Google et Apple, un règne sans partage ?

Répartition des principaux systèmes d'exploitations mobiles dans le monde (Chiffres 2014, source gs.statcounter.com).


L’évolution du marché des smartphones et des ventes d’applis mobiles a dressé un constat sans appel : le marché est désormais ultra-dominé par les géants Google et Apple. Avec des marchés qui se composent différemment selon les zones géographiques (la percée de Windows Phone en Europe de l’Est et la persistance de Nokia en Afrique en sont autant de caractéristiques particulières), il reste néanmoins raisonnable d’envisager le marché global sous l’angle des deux acteurs majeurs qui le composent pour le moment.
 

L’étude de la répartition des systèmes d’exploitation n’est cependant qu’un préalable à l’étude des marchés d’applications, qui forment l’essentiel des bénéfices liés à l’explosion des smartphones. Il est désormais établi que les deux principaux magasins d’applications (le Google Play Store et l’Apple App Store) possèdent des caractéristiques différentes : alors que la plateforme de Google générait en 2012 75 % des téléchargements d’applications dans le monde(1) , l’Apple App Store reste plus rentable, avec des revenus par utilisateur nettement plus élevés.
 
La prédominance de ces deux acteurs comme plateforme de distribution ne doit cependant pas faire oublier qu’ils sont également impliqués dans la distribution de leurs propres applications. Un négoce dont Google sort gagnant, puisque contrairement à son concurrent Apple qui préfère réserver ses applications propriétaires aux appareils de la marque, Google distribue largement et gratuitement ses applications sur tous les appareils. Il n’est donc pas surprenant d’apprendre que Google est le plus gros éditeur d’applications (hormis les jeux) sur l’Apple App Store ! Et même si les applications Google sont habituellement gratuites et n’obligent pas l’utilisateur à effectuer de micro-transactions, la firme californienne a malgré tout intérêt à assurer la portée maximum de ses produits, garants de l’abondance de ses services comme de son image de marque.
Les dix éditeurs générant le plus de téléchargements sur l’Apple App Store au troisième trimestre 2014 (source distimo)

 

Les jeux et applications mobiles, des outils commerciaux de première importance

Les grandes marques globalisées n’ont pas tardé à investir le vaste marché des applications mobiles. Les marques du top 100 Interbrand global sont ainsi présentes à 92 % sur l’Appstore d’Apple, allant même jusqu’à proposer des centaines d’applications liées à tous leurs produits comme c’est le cas pour Sony et Disney(2) .
 
Il faut cependant garder à l’esprit que la quantité d’applications proposées ne garantit pas le succès et la rentabilité. Il est même raisonnable de supposer que les quelques 250 applications proposées par Disney sur les stores mobiles doivent être pour la plupart loin du seuil de rentabilité. Mais il ne faut pas ignorer tous les enjeux qui reposent sur la disponibilité massive d’applications, en termes d’image de marque, auprès des utilisateurs de mobiles. Tout comme Google et ses applications (et à la manière du géant Facebook, dont le rachat de Whatsapp ne dégage pour le moment aucun profit), les grandes marques se doivent de soutenir leur image et leurs différents produits par le biais privilégié que sont devenus les magasins d’applications.
 
Impossible cependant de considérer Disney, Sony et consorts comme les acteurs dominants du marché des applications mobiles. Si l’importance de leur production et leur notoriété leur permettent une bonne pénétration du marché (en touchant un grand nombre d’utilisateurs), le grand enjeu du marché des applications mobiles reste la capacité à concilier pénétration et rentabilité.
Top 10 des applications les plus téléchargées sur le Google Play Store au 3ème trimestre 2014, mis en relation avec leur position sur le classement des revenus (source Distimo).

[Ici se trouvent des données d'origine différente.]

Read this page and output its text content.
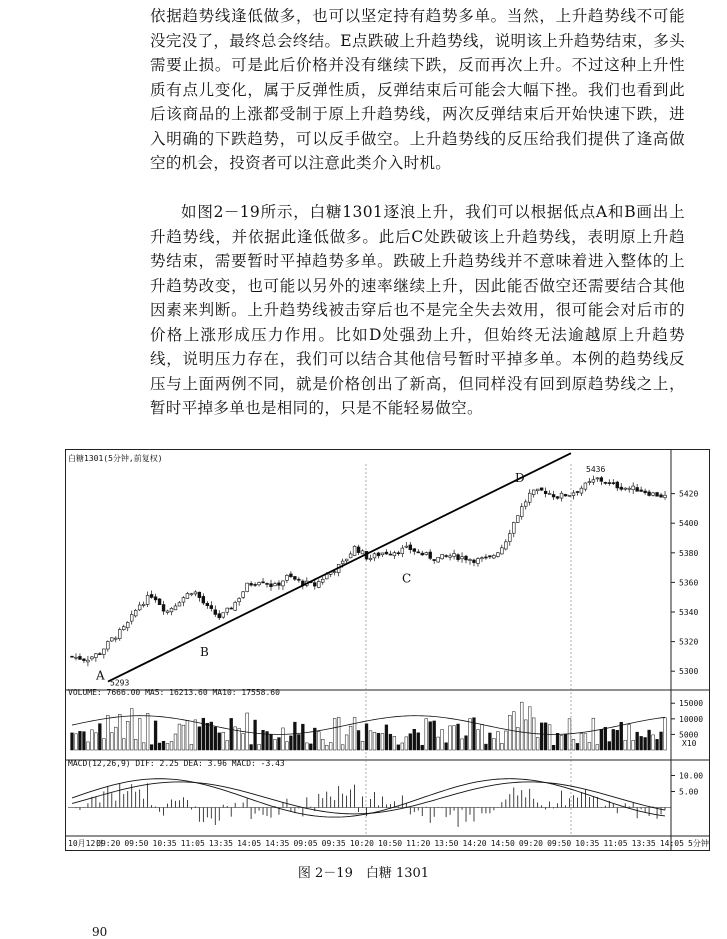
依据趋势线逢低做多，也可以坚定持有趋势多单。当然，上升趋势线不可能没完没了，最终总会终结。E点跌破上升趋势线，说明该上升趋势结束，多头需要止损。可是此后价格并没有继续下跌，反而再次上升。不过这种上升性质有点儿变化，属于反弹性质，反弹结束后可能会大幅下挫。我们也看到此后该商品的上涨都受制于原上升趋势线，两次反弹结束后开始快速下跌，进入明确的下跌趋势，可以反手做空。上升趋势线的反压给我们提供了逢高做空的机会，投资者可以注意此类介入时机。

如图2－19所示，白糖1301逐浪上升，我们可以根据低点A和B画出上升趋势线，并依据此逢低做多。此后C处跌破该上升趋势线，表明原上升趋势结束，需要暂时平掉趋势多单。跌破上升趋势线并不意味着进入整体的上升趋势改变，也可能以另外的速率继续上升，因此能否做空还需要结合其他因素来判断。上升趋势线被击穿后也不是完全失去效用，很可能会对后市的价格上涨形成压力作用。比如D处强劲上升，但始终无法逾越原上升趋势线，说明压力存在，我们可以结合其他信号暂时平掉多单。本例的趋势线反压与上面两例不同，就是价格创出了新高，但同样没有回到原趋势线之上，暂时平掉多单也是相同的，只是不能轻易做空。

A
5293
B
C
D
5436
白糖1301(5分钟,前复权)
VOLUME: 7666.00 MA5: 16213.60 MA10: 17558.60
MACD(12,26,9) DIF: 2.25 DEA: 3.96 MACD: -3.43
X10
5300
5320
5340
5360
5380
5400
5420
5000
10000
15000
5.00
10.00
10月12日
09:20 09:50 10:35 11:05 13:35 14:05 14:35 09:05 09:35 10:20 10:50 11:20 13:50 14:20 14:50 09:20 09:50 10:35 11:05 13:35 14:05 5分钟
图 2－19　白糖 1301
90
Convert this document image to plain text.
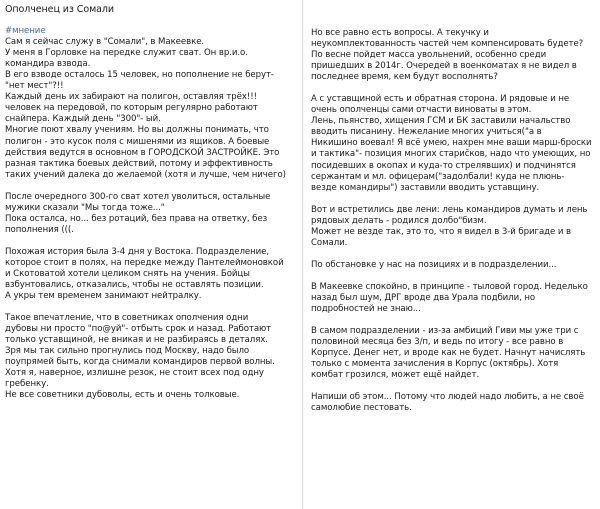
Ополченец из Сомали

#мнение

Сам я сейчас служу в "Сомали", в Макеевке.

У меня в Горловке на передке служит сват. Он вр.и.о.

командира взвода.

В его взводе осталось 15 человек, но пополнение не берут-

"нет мест"?!!

Каждый день их забирают на полигон, оставляя трёх!!!

человек на передовой, по которым регулярно работают

снайпера. Каждый день "300"- ый.

Многие поют хвалу учениям. Но вы должны понимать, что

полигон - это кусок поля с мишенями из ящиков. А боевые

действия ведутся в основном в ГОРОДСКОЙ ЗАСТРОЙКЕ. Это

разная тактика боевых действий, потому и эффективность

таких учений далека до желаемой (хотя и лучше, чем ничего)

После очередного 300-го сват хотел уволиться, остальные

мужики сказали "Мы тогда тоже..."

Пока осталса, но... без ротаций, без права на ответку, без

пополнения (((.

Похожая история была 3-4 дня у Востока. Подразделение,

которое стоит в полях, на передке между Пантелеймоновкой

и Скотоватой хотели целиком снять на учения. Бойцы

взбунтовались, отказались, чтобы не оставлять позиции.

А укры тем временем занимают нейтралку.

Такое впечатление, что в советниках ополчения одни

дубовы ни просто "по@уй"- отбыть срок и назад. Работают

только уставщиной, не вникая и не разбираясь в деталях.

Зря мы так сильно прогнулись под Москву, надо было

поупрямей быть, когда снимали командиров первой волны.

Хотя я, наверное, излишне резок, не стоит всех под одну

гребенку.

Не все советники дубоволы, есть и очень толковые.

Но все равно есть вопросы. А текучку и

неукомплектованность частей чем компенсировать будете?

По весне пойдет масса увольнений, особенно среди

пришедших в 2014г. Очередей в военкоматах я не видел в

последнее время, кем будут восполнять?

А с уставщиной есть и обратная сторона. И рядовые и не

очень ополченцы сами отчасти виноваты в этом.

Лень, пьянство, хищения ГСМ и БК заставили начальство

вводить писанину. Нежелание многих учиться("а в

Никишино воевал! Я всё умею, нахрен мне ваши марш-броски

и тактика"- позиция многих стариčков, надо что умеющих, но

посидевших в окопах и куда-то стрелявших) и подчинятся

сержантам и мл. офицерам("задолбали! куда не плюнь-

везде командиры") заставили вводить уставщину.

Вот и встретились две лени: лень командиров думать и лень

рядовых делать - родился долбо"бизм.

Может не везде так, это то, что я видел в 3-й бригаде и в

Сомали.

По обстановке у нас на позициях и в подразделении...

В Макеевке спокойно, в принципе - тыловой город. Неделько

назад был шум, ДРГ вроде два Урала подбили, но

подробностей не знаю...

В самом подразделении - из-за амбиций Гиви мы уже три с

половиной месяца без 3/п, и ведь по итогу - все равно в

Корпусе. Денег нет, и вроде как не будет. Начнут начислять

только с момента зачисления в Корпус (октябрь). Хотя

комбат грозился, может ещё найдет.

Напиши об этом... Потому что людей надо любить, а не своё

самолюбие пестовать.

La stratégie du gratuit au service de la pénétration du marché

Avec un développement historique très lié à celui d’Internet et du tout gratuit, les magasins d’applications mobiles ont institué le règne de la stratégie de pénétration du marché. L’ère des jeux et programmes pour ordinateurs vendus quelques dizaines d’euros a clairement démontré son inadaptabilité aux supports mobiles. La globalisation, ainsi que l’ouverture de la vente de jeux et applications à de nouveaux publics, a poussé les développeurs à réinventer des formes de commercialisation inédites.
 
Le modèle des applications gratuites est désormais la norme sur les magasins d’applications (même si l’App Store d’Apple est traditionnellement plus fourni en applications payantes que son homologue). Les micro-transactions optionnelles (achats in-app) représentaient ainsi 81 % des revenus de l’appstore américain en 2013.
 

Le premier enjeu des développeurs d’applications consiste aujourd’hui à proposer un produit attrayant avec le moins possible de barrières à l’entrée (d’où la domination du gratuit). Une fois le marché pénétré avec une application, vient ensuite la complexe phase de la rentabilisation. Car entre pénétration du marché et pérennisation d’un produit rentable, un gouffre se creuse, que de nombreux développeurs peinent aujourd’hui à franchir.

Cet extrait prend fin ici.